A **Chloé** fica de queixo caído. "Ele falou isso mesmo, **Lyle**? Sabe, em uma discussão acalorada, as pessoas falam coisas que não querem dizer de verdade. Que pena, você passou por tanta tensão por causa das besteiras dele, mas eu realmente não sei se ele iria tão longe."
"Foi o plano dele, **Chloé**. Por que fugir da fazenda logo antes da gente ter que passar pela serra? Eu acho que ele planejou tudo direitinho. Foi a oportunidade de ouro dele, porque ia parecer um acidente. Claro, ele pediu ajuda pras pessoas que ele deve. Eu acho que ele ia cancelar os planos no último momento se o vovô emprestasse o dinheiro pra ele. Quando a mamãe impediu ele, ele decidiu que só tinha um jeito. Eu acho que ele tava desesperado."
"**Lyle**, como você pensa em tudo isso? Foi uma experiência terrível e eu acho que sua cabeça tá trabalhando demais. A gente tem que ir na polícia e pedir ajuda pra saber a verdade."
"Onde tá meu pai agora, **Chloé**?"
"Eu não sei, **Lyle**."
"Exatamente, ele tá se escondendo agora."
"**Lyle**, eu tô chocada e sei que a gente precisa de ajuda. Posso ir falar com eles que estão esperando no corredor?"
"Não. **Chloé**, pensa em tudo o que eu te falei. A gente pode conversar amanhã sobre o que vamos fazer, por favor. Eu tô com medo que eles achem que eu tô louco!"
A **Chloé** sorri. "Ok. O médico quer te dar alta amanhã. Eu vou te buscar e você pode ficar comigo por enquanto. Eu só tô preocupada com a escola, porque você ficou pra trás. Seu avô sempre foi sério com os seus estudos, pra você estar bem preparado pra assumir a fazenda quando chegar a hora."

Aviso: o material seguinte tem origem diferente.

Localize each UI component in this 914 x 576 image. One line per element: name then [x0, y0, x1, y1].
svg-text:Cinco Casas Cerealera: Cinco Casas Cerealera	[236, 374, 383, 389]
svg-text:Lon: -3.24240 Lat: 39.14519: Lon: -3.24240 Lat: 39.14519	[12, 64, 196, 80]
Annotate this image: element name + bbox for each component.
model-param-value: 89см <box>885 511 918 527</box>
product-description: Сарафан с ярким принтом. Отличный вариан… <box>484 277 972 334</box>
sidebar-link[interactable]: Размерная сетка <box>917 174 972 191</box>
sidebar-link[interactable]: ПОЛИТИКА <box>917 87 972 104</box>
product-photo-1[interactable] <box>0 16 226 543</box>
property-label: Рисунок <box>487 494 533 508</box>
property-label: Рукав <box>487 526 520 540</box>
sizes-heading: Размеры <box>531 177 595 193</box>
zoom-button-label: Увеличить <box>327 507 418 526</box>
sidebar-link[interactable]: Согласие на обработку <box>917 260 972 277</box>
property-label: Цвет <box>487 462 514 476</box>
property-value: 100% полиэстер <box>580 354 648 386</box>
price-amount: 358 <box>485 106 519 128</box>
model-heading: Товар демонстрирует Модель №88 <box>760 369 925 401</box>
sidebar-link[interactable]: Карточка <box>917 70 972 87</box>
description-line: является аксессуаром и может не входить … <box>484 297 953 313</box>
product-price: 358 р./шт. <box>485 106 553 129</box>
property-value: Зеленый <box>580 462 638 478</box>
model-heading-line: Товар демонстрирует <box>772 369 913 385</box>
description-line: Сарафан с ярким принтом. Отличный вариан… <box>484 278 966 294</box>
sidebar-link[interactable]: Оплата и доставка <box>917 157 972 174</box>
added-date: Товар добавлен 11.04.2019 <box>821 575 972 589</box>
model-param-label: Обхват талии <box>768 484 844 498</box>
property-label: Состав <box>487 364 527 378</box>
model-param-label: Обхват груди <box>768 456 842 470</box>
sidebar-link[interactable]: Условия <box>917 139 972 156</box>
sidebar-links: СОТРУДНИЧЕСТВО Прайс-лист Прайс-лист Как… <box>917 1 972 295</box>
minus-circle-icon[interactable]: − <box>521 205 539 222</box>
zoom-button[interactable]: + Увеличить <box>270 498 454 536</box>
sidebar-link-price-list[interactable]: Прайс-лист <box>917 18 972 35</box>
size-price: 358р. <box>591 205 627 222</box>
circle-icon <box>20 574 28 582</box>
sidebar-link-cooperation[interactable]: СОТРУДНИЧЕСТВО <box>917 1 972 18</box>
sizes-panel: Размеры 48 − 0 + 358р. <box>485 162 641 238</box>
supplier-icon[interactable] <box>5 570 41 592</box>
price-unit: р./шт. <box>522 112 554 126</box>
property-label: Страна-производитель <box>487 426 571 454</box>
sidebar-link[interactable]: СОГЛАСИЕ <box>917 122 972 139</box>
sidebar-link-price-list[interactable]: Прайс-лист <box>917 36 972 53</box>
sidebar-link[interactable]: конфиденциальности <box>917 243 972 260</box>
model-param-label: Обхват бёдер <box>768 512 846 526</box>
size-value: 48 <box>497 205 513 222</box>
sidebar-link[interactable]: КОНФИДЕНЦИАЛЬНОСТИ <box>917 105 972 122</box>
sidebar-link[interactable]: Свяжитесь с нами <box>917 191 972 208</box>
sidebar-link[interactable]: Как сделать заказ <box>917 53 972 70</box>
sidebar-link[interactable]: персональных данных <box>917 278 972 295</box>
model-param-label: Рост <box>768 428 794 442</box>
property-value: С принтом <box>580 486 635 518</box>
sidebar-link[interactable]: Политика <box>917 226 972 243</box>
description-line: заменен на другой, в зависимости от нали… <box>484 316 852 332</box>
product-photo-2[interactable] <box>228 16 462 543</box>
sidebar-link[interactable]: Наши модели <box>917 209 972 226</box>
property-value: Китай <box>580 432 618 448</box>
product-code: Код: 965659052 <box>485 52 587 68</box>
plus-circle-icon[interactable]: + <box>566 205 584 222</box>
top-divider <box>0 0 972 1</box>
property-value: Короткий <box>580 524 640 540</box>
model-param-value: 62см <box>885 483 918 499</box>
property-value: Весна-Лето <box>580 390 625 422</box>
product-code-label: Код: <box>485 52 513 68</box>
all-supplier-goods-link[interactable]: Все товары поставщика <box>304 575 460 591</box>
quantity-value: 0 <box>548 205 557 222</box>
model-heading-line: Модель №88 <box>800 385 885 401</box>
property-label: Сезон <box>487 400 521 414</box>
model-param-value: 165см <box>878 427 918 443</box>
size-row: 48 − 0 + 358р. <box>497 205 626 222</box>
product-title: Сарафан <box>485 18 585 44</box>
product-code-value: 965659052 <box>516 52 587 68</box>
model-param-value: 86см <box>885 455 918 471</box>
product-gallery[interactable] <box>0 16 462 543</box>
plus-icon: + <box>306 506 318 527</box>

"**Chloé**, eu prefiro voltar pra escola amanhã, se você prometer vir me buscar no momento em que minha mãe abrir os olhos, por favor."
"Esse é um bom plano, **Lyle**. Mas primeiro eu quero te levar nas lojas pra você repor tudo o que você perdeu antes de te levar. Eu preciso te contar rapidinho: o diretor da sua escola e o genro dele ajudaram a te salvar do penhasco. Eu vou levar presentes pra eles dois e vou agradecer pessoalmente ao **Richard** quando a gente chegar na sua escola."
Ela dá uma olhada na sacola com guloseimas na mesa de cabeceira dele.
"Enquanto isso, aproveita seu refrigerante, biltong e batata frita e para de se preocupar com o que aconteceu. A **Chloé** vai resolver tudo, ok. Isso ficou no passado e você e a **Zoey** só precisam se concentrar em ficar mais fortes. Posso ir agora buscar a galera no corredor? Eles estão ansiosos pra te ver."
"Ok, mas por favor, guarda nosso segredo."